Department of Justice Settles Its First Discrimination Case against a “Buy Here, Pay Here” Used Car Dealership

By: Melanie Brody, Anjali Garg

On February 10, 2015, the Department of Justice (DOJ) and the North Carolina Attorney General announced a settlement against two “buy here, pay here” used car dealerships and the companies’ presidents. The settlement resolves allegations under the Equal Credit Opportunity Act, its implementing regulation (Regulation B), the North Carolina Unfair and Deceptive Trade Practices Act, and the North Carolina Uniform Commercial Code, that the companies engaged in “reverse redlining” by allegedly targeting African American borrowers for used car loans using unfair and predatory terms.

The complaint alleges that the defendants targeted African American borrowers in the Charlotte area by placing the dealerships in majority African American neighborhoods. In addition, the complaint alleges that the defendants did not assess customers’ credit history or ability to repay before entering into installment sales contracts with disproportionately high sales prices, down payments, and annual percentage rates (APRs) as compared to other subprime used car dealers. The complaint also alleges that the defendants repossessed customers’ cars even if they were not in default on the contracts at the time. In addition, the complaint alleges that defendants periodically placed GPS devices on the cars without informing the customers in order to locate and repossess the cars. The defendants deny the allegations and any violations of law.

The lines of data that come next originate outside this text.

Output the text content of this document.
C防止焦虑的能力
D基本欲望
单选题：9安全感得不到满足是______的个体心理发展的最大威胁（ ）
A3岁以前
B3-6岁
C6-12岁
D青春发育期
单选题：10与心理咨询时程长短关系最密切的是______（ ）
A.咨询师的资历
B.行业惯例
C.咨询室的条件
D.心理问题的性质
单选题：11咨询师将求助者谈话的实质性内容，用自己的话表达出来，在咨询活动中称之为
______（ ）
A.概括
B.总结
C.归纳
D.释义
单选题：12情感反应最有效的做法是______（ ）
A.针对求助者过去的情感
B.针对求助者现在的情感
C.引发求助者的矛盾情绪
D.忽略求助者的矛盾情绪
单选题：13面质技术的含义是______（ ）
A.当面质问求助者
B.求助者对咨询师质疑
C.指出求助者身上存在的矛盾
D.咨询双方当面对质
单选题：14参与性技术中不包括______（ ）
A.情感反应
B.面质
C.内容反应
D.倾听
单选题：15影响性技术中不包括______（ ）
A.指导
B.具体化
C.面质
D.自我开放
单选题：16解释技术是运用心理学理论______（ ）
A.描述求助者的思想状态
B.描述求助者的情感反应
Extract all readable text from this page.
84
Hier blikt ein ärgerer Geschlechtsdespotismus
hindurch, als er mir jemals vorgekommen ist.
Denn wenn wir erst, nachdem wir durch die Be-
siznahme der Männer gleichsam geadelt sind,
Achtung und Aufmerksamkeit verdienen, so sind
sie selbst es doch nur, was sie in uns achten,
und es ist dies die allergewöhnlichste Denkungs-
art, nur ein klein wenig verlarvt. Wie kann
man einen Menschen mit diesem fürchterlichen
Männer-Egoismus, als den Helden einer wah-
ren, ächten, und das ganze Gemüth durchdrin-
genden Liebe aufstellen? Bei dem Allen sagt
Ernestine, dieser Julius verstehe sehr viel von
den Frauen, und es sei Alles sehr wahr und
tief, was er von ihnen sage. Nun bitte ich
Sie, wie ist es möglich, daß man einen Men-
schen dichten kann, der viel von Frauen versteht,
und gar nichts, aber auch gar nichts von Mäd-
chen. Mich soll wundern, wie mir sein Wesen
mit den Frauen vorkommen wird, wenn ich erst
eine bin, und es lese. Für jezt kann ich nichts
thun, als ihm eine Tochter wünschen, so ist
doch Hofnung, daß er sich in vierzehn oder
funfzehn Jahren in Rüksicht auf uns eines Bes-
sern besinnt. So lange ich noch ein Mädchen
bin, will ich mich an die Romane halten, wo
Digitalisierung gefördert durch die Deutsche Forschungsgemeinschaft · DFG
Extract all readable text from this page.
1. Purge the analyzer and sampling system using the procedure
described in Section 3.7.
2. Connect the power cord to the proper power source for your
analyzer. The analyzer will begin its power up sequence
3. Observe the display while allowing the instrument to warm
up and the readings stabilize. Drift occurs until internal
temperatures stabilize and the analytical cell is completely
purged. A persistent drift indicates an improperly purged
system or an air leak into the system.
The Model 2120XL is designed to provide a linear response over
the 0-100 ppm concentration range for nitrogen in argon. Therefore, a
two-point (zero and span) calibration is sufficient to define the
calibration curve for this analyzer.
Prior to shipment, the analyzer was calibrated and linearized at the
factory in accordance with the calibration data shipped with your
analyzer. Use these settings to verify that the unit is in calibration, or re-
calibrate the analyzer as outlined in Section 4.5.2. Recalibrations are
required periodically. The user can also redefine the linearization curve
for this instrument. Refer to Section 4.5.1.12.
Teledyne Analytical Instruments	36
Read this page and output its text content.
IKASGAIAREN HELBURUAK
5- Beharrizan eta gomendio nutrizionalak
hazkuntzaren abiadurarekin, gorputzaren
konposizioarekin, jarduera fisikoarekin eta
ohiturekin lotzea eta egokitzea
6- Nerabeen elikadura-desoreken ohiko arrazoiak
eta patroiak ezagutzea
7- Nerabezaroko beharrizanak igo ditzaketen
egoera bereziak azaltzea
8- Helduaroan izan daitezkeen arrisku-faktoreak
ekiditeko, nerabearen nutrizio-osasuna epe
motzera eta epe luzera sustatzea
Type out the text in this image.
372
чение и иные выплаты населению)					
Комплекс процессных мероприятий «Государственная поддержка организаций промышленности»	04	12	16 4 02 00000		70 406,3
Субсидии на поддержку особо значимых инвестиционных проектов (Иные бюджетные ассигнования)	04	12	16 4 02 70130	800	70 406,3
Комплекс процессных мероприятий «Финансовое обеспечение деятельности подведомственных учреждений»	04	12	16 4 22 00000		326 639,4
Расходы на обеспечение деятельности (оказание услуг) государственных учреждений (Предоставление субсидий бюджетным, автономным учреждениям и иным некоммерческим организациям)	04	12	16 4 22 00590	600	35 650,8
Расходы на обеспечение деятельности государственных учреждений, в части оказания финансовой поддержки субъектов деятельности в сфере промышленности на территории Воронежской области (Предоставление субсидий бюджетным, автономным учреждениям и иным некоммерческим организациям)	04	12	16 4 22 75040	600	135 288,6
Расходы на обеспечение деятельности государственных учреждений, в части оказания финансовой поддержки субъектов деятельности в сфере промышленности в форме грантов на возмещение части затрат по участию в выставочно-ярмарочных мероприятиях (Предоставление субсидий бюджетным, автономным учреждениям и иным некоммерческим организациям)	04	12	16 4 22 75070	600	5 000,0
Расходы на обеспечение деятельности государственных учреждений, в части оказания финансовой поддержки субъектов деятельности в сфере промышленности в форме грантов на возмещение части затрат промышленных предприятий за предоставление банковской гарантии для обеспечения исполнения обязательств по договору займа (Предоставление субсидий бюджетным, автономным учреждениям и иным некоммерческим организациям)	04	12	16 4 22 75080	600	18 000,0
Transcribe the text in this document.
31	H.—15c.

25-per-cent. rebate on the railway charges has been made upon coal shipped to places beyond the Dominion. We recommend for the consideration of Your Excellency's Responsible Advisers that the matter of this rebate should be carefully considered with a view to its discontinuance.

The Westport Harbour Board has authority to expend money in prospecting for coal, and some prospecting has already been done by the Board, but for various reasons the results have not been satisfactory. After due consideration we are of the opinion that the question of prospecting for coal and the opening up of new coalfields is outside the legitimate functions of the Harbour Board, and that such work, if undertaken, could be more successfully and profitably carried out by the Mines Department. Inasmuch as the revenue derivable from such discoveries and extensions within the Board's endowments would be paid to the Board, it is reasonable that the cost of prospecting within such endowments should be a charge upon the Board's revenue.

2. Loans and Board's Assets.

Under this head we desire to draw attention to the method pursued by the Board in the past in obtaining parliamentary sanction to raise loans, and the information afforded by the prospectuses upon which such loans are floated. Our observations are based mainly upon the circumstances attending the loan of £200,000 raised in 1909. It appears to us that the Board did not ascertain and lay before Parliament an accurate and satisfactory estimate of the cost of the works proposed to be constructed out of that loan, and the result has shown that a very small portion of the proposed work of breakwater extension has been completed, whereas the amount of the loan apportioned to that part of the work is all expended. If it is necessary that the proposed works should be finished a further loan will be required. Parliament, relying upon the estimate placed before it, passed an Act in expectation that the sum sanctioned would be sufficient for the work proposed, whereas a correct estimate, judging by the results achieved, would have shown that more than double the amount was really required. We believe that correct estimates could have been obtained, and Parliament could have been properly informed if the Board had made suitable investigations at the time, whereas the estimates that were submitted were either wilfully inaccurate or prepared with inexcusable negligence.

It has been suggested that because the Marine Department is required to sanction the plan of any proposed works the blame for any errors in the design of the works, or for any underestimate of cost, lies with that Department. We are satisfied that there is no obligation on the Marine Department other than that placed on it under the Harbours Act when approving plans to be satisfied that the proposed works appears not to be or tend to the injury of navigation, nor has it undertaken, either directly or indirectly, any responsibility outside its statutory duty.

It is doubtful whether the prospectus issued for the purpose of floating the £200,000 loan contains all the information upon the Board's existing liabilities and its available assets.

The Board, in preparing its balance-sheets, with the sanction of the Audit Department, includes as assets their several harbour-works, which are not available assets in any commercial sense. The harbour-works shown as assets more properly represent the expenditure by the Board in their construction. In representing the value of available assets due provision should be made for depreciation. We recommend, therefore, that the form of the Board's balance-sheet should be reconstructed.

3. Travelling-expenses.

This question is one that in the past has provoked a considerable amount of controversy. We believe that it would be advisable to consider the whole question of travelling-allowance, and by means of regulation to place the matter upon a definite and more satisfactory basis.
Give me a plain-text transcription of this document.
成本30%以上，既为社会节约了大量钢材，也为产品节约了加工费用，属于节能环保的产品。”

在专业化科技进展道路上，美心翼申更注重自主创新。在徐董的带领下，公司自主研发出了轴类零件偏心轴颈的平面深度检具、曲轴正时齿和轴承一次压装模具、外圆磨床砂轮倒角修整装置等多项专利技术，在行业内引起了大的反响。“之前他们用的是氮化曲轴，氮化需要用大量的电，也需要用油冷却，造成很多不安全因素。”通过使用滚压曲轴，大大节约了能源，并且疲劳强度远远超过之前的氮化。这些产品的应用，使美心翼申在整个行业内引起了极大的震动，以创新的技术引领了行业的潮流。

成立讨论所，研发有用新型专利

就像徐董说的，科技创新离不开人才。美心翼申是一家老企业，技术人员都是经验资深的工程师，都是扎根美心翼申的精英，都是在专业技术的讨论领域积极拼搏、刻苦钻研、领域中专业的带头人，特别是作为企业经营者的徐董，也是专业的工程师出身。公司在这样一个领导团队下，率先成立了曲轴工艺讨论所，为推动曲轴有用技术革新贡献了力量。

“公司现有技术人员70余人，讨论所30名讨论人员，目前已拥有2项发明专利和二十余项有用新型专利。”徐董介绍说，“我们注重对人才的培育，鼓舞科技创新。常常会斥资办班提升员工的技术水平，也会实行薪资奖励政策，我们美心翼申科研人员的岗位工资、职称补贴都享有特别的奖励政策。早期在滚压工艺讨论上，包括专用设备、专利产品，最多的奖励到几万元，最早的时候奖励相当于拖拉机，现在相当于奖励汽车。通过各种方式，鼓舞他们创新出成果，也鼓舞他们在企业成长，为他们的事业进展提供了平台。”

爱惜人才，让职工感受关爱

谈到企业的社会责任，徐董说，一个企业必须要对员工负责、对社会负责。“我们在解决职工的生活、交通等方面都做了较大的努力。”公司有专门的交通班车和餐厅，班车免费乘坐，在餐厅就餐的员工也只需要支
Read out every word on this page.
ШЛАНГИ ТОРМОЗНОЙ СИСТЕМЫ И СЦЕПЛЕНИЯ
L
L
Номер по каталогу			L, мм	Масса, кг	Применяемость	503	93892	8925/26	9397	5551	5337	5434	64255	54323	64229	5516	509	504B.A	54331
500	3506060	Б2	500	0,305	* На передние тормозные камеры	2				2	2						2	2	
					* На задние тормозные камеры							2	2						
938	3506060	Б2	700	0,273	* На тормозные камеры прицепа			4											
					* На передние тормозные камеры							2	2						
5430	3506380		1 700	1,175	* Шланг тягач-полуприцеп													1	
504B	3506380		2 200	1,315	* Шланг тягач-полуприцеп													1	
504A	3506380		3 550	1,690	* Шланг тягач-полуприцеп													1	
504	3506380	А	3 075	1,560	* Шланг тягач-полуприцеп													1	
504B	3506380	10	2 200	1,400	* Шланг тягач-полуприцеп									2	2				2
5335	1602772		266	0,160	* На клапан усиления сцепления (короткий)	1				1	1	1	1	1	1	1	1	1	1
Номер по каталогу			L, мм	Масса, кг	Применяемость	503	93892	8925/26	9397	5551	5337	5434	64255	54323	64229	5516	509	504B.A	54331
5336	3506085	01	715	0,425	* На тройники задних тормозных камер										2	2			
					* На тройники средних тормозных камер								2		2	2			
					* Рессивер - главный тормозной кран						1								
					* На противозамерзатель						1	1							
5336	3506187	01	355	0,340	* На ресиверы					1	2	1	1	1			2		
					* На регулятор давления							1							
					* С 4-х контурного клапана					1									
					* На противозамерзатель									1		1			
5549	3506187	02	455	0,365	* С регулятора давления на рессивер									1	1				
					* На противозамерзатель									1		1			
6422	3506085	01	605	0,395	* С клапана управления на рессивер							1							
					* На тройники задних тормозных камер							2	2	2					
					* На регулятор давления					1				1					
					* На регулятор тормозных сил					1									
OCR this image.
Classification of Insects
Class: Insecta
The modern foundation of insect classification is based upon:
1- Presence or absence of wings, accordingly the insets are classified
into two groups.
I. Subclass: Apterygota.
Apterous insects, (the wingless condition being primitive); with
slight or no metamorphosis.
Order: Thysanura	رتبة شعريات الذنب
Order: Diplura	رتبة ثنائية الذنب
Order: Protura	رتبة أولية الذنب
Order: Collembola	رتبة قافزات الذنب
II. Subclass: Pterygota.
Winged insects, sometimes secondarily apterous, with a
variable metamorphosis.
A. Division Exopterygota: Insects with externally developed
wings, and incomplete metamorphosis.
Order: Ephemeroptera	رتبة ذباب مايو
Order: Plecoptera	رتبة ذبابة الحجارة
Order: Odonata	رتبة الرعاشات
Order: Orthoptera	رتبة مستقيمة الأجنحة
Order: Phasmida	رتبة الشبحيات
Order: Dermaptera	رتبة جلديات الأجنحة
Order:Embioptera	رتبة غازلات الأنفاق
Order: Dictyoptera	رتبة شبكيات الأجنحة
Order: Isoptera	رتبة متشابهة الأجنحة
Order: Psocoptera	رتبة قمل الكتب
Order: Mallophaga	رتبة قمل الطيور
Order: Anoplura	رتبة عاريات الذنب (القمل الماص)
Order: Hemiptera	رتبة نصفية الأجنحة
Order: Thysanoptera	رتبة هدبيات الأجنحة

The consent decree requires the defendants to establish a $225,000 settlement fund for allegedly affected borrowers. The consent decree also requires the defendants to establish certain written policies and procedures regarding collecting customer financial information, account maintenance, and data retention; improve disclosures; limit monthly payments to no more than 25% of a borrower’s total documented monthly net income; limit APRs to 5% below North Carolina’s allowable limit and reduce that rate by at least 3% for certain credit-worthy applicants; ensure sales prices are “competitive,” as defined in the settlement, with other local dealers; follow state and federal law regarding servicing, repossessions, and account closures; post and provide non-discrimination notices; and provide annual training to relevant employees.

This is DOJ’s first settlement against a “buy here, pay here” used auto dealer. Acting Assistant Attorney General Vanita Gupta of the DOJ Civil Rights Division noted that “Combating discrimination in all segments of the auto lending market is, and will remain, a top priority for the Civil Rights Division … I hope that other buy here, pay here dealerships will evaluate their practices in light of this settlement.”